For a luxury trip, airfare can range from $1,100 to $3,000 for first class.
Budgeting for food and accommodation in the Netherlands
Unfortunately Amsterdam or any other Dutch city is not known for cheap street food like Mexico for example. And accommodation in the Netherlands depends on what a traveler can afford. Travelers on a tight budget should expect to shell out around $15 for the cheapest hostel with the bare minimum of facilities. Check out Hostelworld to compare prices. Also, remember to read reviews. Hotels, holiday apartments and Airbnb are worthwhile for those looking for comfort. For a 4 or 5 star hotel, travelers should budget between $100 and $300. For 2 or 3 star hotels, $50 on average turns out to be the minimum. Apartments are 2-3 times more expensive.

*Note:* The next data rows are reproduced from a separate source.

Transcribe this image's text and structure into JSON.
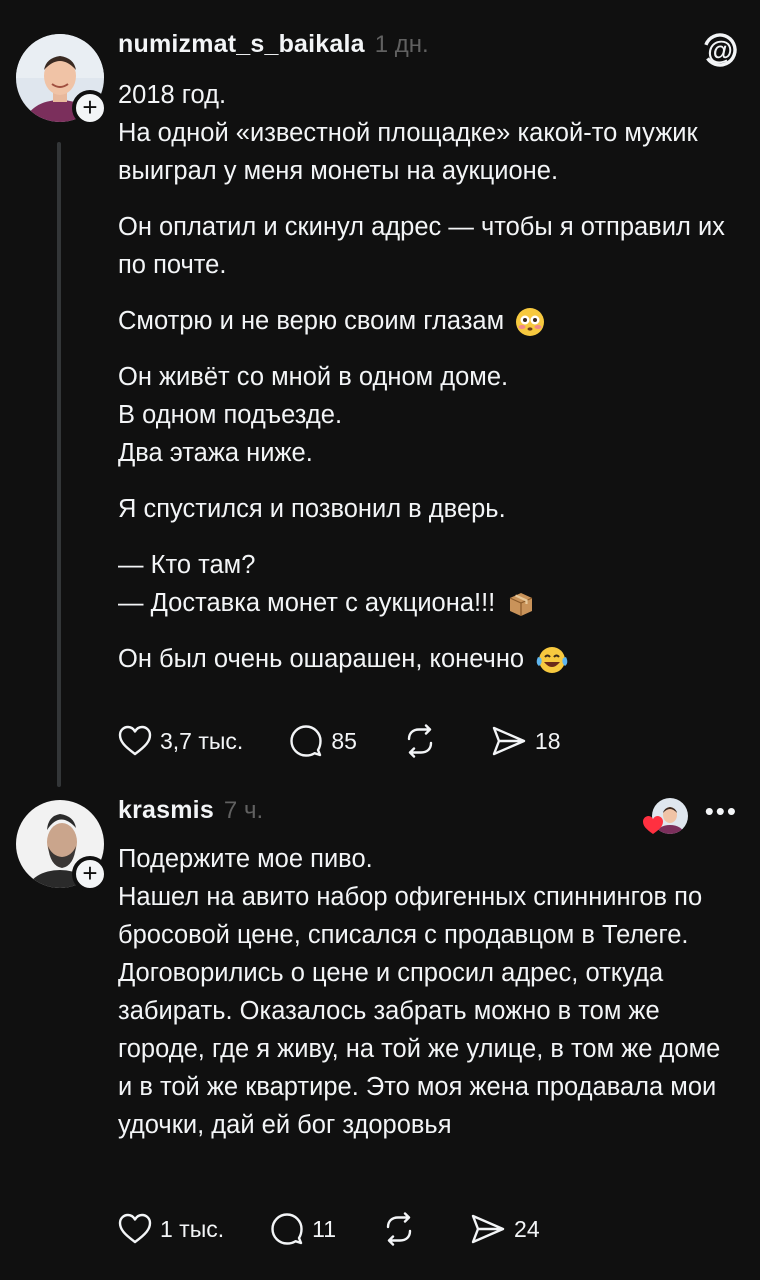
{
  "posts": [
    {
      "username": "numizmat_s_baikala",
      "time": "1 дн.",
      "paragraphs": [
        [
          "2018 год.",
          "На одной «известной площадке» какой-то мужик выиграл у меня монеты на аукционе."
        ],
        [
          "Он оплатил и скинул адрес — чтобы я отправил их по почте."
        ],
        [
          "Смотрю и не верю своим глазам"
        ],
        [
          "Он живёт со мной в одном доме.",
          "В одном подъезде.",
          "Два этажа ниже."
        ],
        [
          "Я спустился и позвонил в дверь."
        ],
        [
          "— Кто там?",
          "— Доставка монет с аукциона!!!"
        ],
        [
          "Он был очень ошарашен, конечно"
        ]
      ],
      "emojis": [
        "flushed-face",
        "package",
        "tears-of-joy"
      ],
      "likes": "3,7 тыс.",
      "replies": "85",
      "reposts": "",
      "shares": "18"
    },
    {
      "username": "krasmis",
      "time": "7 ч.",
      "lines": [
        "Подержите мое пиво.",
        "Нашел на авито набор офигенных спиннингов по бросовой цене, списался с продавцом в Телеге. Договорились о цене и спросил адрес, откуда забирать. Оказалось забрать можно в том же городе, где я живу, на той же улице, в том же доме и в той же квартире. Это моя жена продавала мои удочки, дай ей бог здоровья"
      ],
      "likes": "1 тыс.",
      "replies": "11",
      "reposts": "",
      "shares": "24"
    }
  ],
  "icons": {
    "logo": "threads-logo-icon",
    "like": "heart-icon",
    "reply": "comment-bubble-icon",
    "repost": "repost-icon",
    "share": "send-icon",
    "more": "more-icon"
  },
  "colors": {
    "background": "#101010",
    "text": "#f3f5f7",
    "muted": "#616161",
    "thread_line": "#333638",
    "heart_red": "#ff3040"
  }
}
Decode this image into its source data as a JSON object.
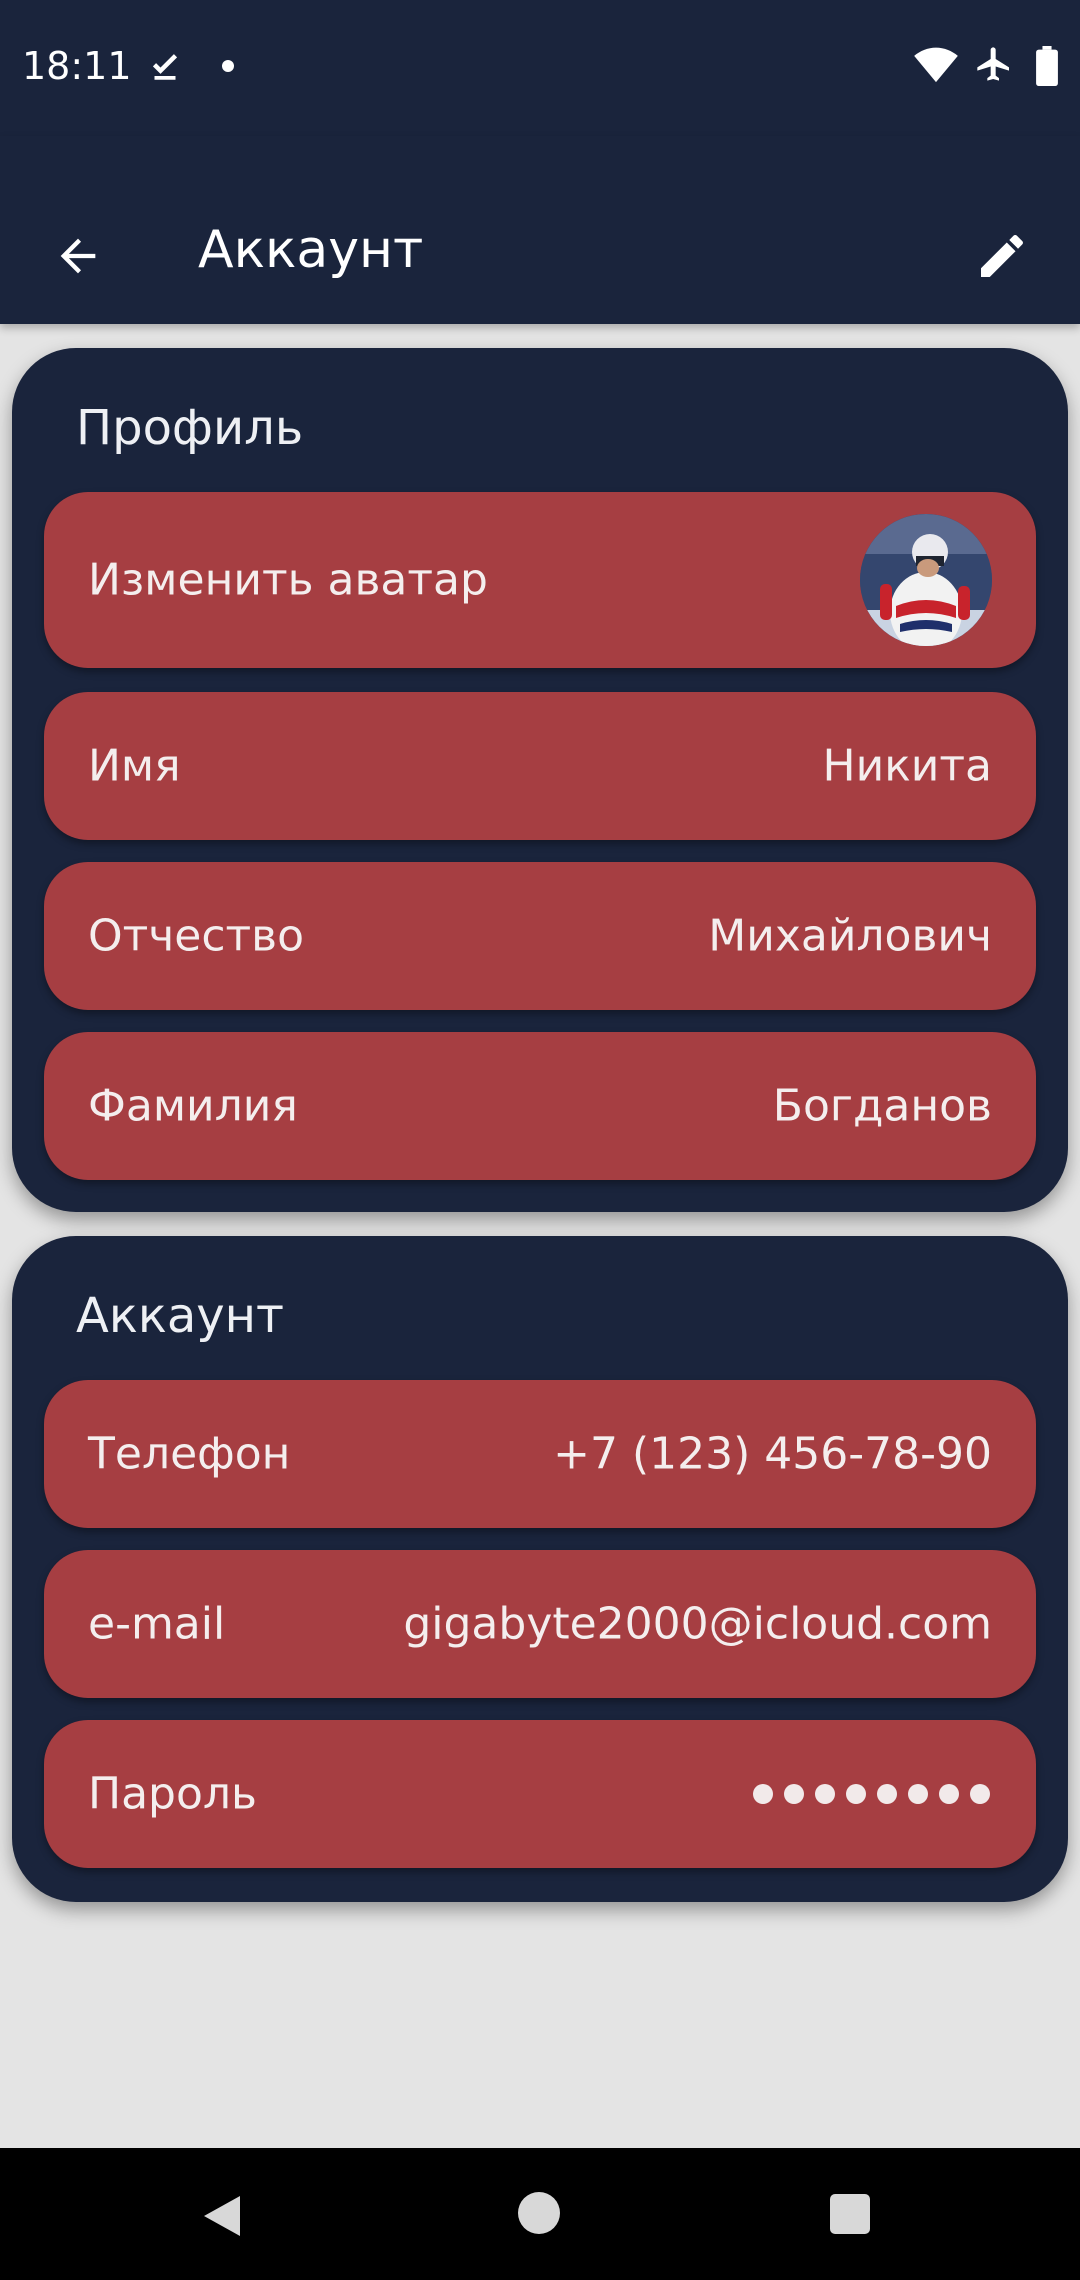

For holiday rentals, AmsterdamSTAY is a helpful site. Airbnb costs are in the same range as a standard hotel. When choosing accommodation, travelers should consider the distance from the city center as this can sometimes add to the overall cost of accommodation. Facilities far out of town may seem cheap – but can prove expensive – when you add in the odds and ends for the trip. And when it comes to vacation rentals or Airbnb, travelers should be wary of what seems like a perfect deal. Due to the housing crisis in the Netherlands, there is a minefield of scams to avoid. Watch out for certain identifiable red flags of fraud. Some reputable sites to check out are HomeToGo; Vakantiehuizen; or Belvilla.
As far as food goes, a full meal with drinks should range from $35 to $60, depending on the city, the restaurant, and of course what you order. Drinks are usually more expensive in the inner cities. Of course, a pizza – lasagna or other sandwiches – from a cheap supermarket like Lidl can save someone several dollars. A pizza costs about $6. For someone who has their own space in an Airbnb or vacation rental, cooking is a lot cheaper. One can cook an impressive variety of meals with a $15 rice cooker. Then there’s Thuisgekookt.nl, an exciting platform where neighbors cook food to order for those who stay close by. Food prices on the platform are generally affordable and worth the experience. When all things considered, travelers should expect to pay anywhere from $40 to $80 per day for food, local travel, and sightseeing expenses. However, a budget traveler who has their ears and nose to the ground can get by on $20 to $40 a day.
That’s it. Whether a traveler wants to visit Rotterdam, Utrecht or Amsterdam, the cycling capital of the world, a cost guide should be a dependable companion.